ていうかすんげー落書きされてる。アメリカだなぁ、容赦ないなぁ・・・。
前面のNJのロゴでピンときましたが、これニュージャージー・トランジット(NJT)で使われていた通勤客車ですね。
前も書きましたが正体はニュージャージー・トランジット コメットI形通勤客車です。1970年代にプルマンスタンダードで製造されました。たぶんこの博物館で一番新しい車両です。最初はエリー・ラッカワナ鉄道用に造られましたが、同社の倒産後にNJTに引き継がれた模様。
2009年までに全車が廃車になりました。廃車後は一部が複数の博物館に引き取られ、うちひとつがオレンジエンパイアです。ニュージャージー州は東海岸なので、西海岸のオレンジエンパイアまで大陸を横断してきたわけです。立地的に縁のない車両なんですが、博物館がそこまでして欲しかった理由とは・・・?
前面は貫通型でダサいデザインの多いアメリカの制御客車にしてはまとも。でも運転室と貫通路の窓の高さがちぐはぐなのがアレ。
#5103制御客車。
車体はアルミ製で台枠は普通鋼です。
乗務員室は無く、乗降デッキと共用です。そこから客が乗ってきたらどーするつもりなのかと問い詰めたいですが、北米の制御客車は伝統的に乗務員扉が無いのです・・・。冬は隙間風が寒そう。
#5124客車。落書きがドイヒー。
扉は70年代製らしく引き戸です。ただ上半分しかないのがアメリカらしいというか。
デッキには階段が付いていて、昔からの高さの低いプラットホームでも乗降できるようになっています。しかし、将来的にホームを客車の床面と同じ高さまで嵩上げするのが検討されていましたので、ノンステップで乗り降りできるよう客車側にも階段を越えていくための収納展開式の足場が予め取り付けられていたようです。
それとこの車体、アムトラックのホライゾン形客車に似ているなと思ったんですが、案の定ホライゾン形の原型になったのがコメットI形だそうです。
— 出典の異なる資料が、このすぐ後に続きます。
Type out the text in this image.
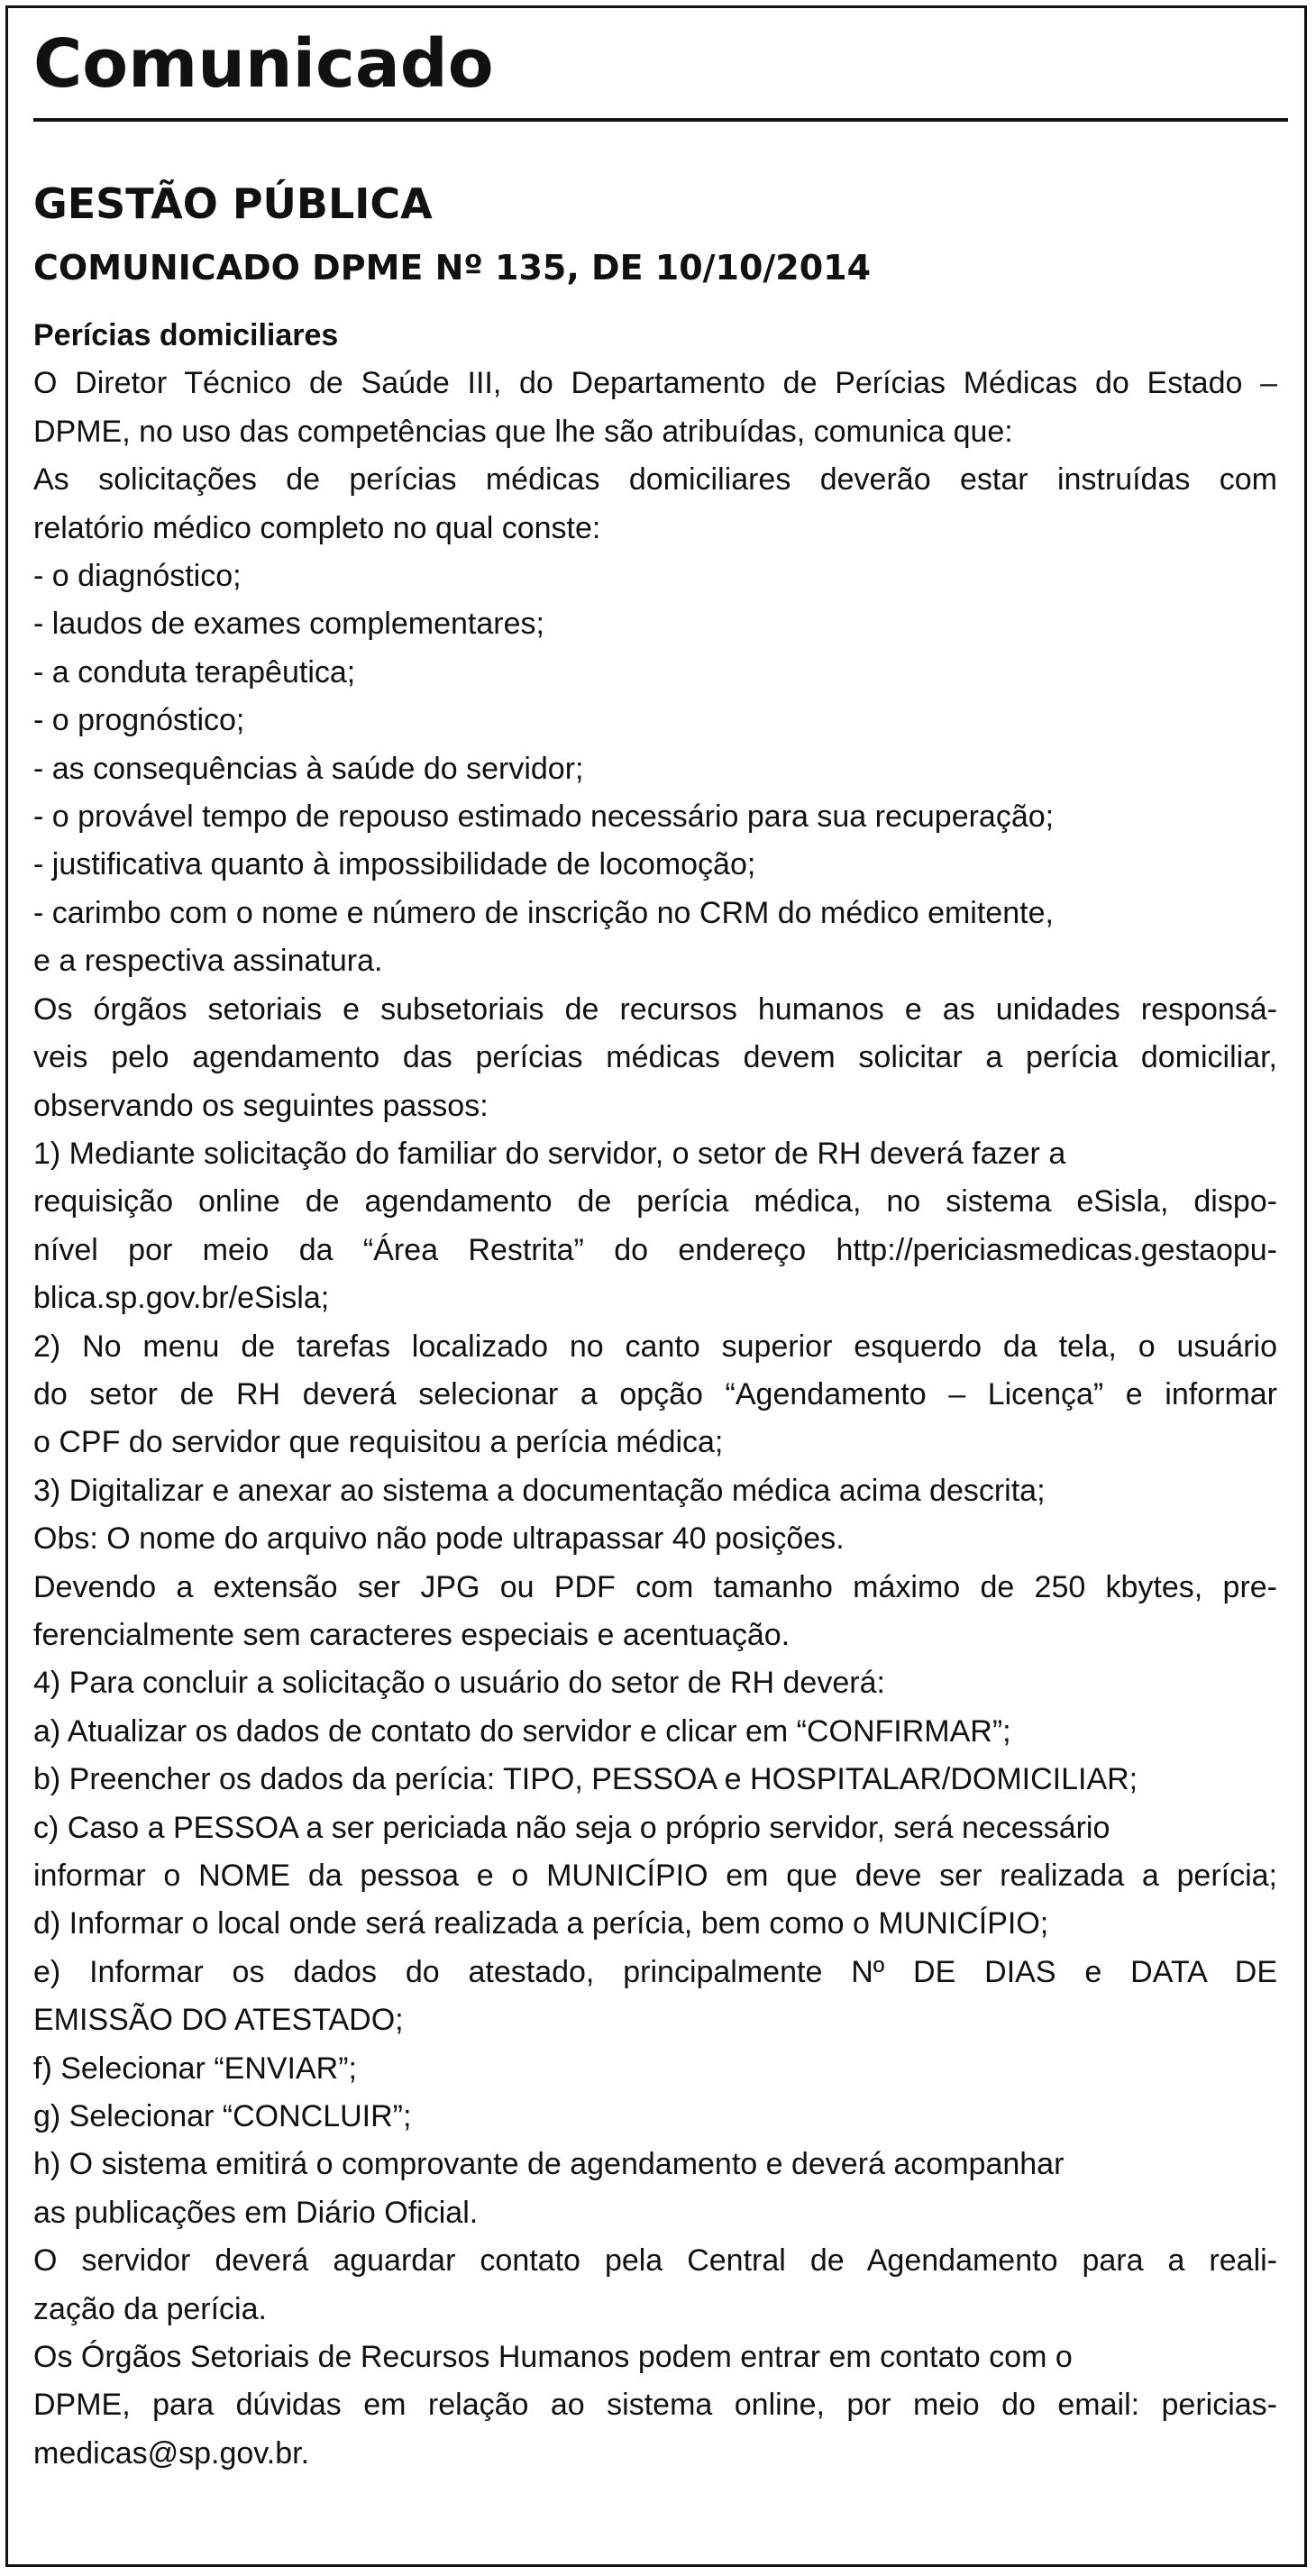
Comunicado
GESTÃO PÚBLICA
COMUNICADO DPME Nº 135, DE 10/10/2014
Perícias domiciliares
O Diretor Técnico de Saúde III, do Departamento de Perícias Médicas do Estado –
DPME, no uso das competências que lhe são atribuídas, comunica que:
As solicitações de perícias médicas domiciliares deverão estar instruídas com
relatório médico completo no qual conste:
- o diagnóstico;
- laudos de exames complementares;
- a conduta terapêutica;
- o prognóstico;
- as consequências à saúde do servidor;
- o provável tempo de repouso estimado necessário para sua recuperação;
- justificativa quanto à impossibilidade de locomoção;
- carimbo com o nome e número de inscrição no CRM do médico emitente,
e a respectiva assinatura.
Os órgãos setoriais e subsetoriais de recursos humanos e as unidades responsá-
veis pelo agendamento das perícias médicas devem solicitar a perícia domiciliar,
observando os seguintes passos:
1) Mediante solicitação do familiar do servidor, o setor de RH deverá fazer a
requisição online de agendamento de perícia médica, no sistema eSisla, dispo-
nível por meio da “Área Restrita” do endereço http://periciasmedicas.gestaopu-
blica.sp.gov.br/eSisla;
2) No menu de tarefas localizado no canto superior esquerdo da tela, o usuário
do setor de RH deverá selecionar a opção “Agendamento – Licença” e informar
o CPF do servidor que requisitou a perícia médica;
3) Digitalizar e anexar ao sistema a documentação médica acima descrita;
Obs: O nome do arquivo não pode ultrapassar 40 posições.
Devendo a extensão ser JPG ou PDF com tamanho máximo de 250 kbytes, pre-
ferencialmente sem caracteres especiais e acentuação.
4) Para concluir a solicitação o usuário do setor de RH deverá:
a) Atualizar os dados de contato do servidor e clicar em “CONFIRMAR”;
b) Preencher os dados da perícia: TIPO, PESSOA e HOSPITALAR/DOMICILIAR;
c) Caso a PESSOA a ser periciada não seja o próprio servidor, será necessário
informar o NOME da pessoa e o MUNICÍPIO em que deve ser realizada a perícia;
d) Informar o local onde será realizada a perícia, bem como o MUNICÍPIO;
e) Informar os dados do atestado, principalmente Nº DE DIAS e DATA DE
EMISSÃO DO ATESTADO;
f) Selecionar “ENVIAR”;
g) Selecionar “CONCLUIR”;
h) O sistema emitirá o comprovante de agendamento e deverá acompanhar
as publicações em Diário Oficial.
O servidor deverá aguardar contato pela Central de Agendamento para a reali-
zação da perícia.
Os Órgãos Setoriais de Recursos Humanos podem entrar em contato com o
DPME, para dúvidas em relação ao sistema online, por meio do email: pericias-
medicas@sp.gov.br.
正確にはこれの改良型のコメットII形が直系の原型ですが。
どーでもいいですがホライゾン形の由来って、コルゲートの無いツルツル車体なのが由来だったりしませんかね?
#5113制御客車と#5116客車
#5113の前面にはトラ柄の警戒色が塗られてるんですね。でも美しくないよね・・・。
扉が開けっ放しだけど、これ入れちゃう系?
お邪魔しま~す・・・って、うわぁ3+2列配置ですか。すっげぇ、めちゃ詰め込むんだね~キミ。
座席の向きは固定で、集団離反式・・・つまり真ん中を境にお互いそっぽを向いている座席です。
しかしつり革や座席の手すりがないあたり、立ち席は想定されてないんですね。
運転席。う~んこの。これ本当に70年代の運転台ですか。計器類は取り払われて今たまたま無いだけと信じたい。現役時代から付いてないなんて言わないでくれよな。
ちなみにこれ、運転士が立つところ無いじゃん・・・と思いますが、上記の嵩上げホーム用の展開式足場を出してその上に立ちます。右端にその足場がデッキの壁に立て掛けられているんですが、分かりますかね?
といったところで今日はここまで。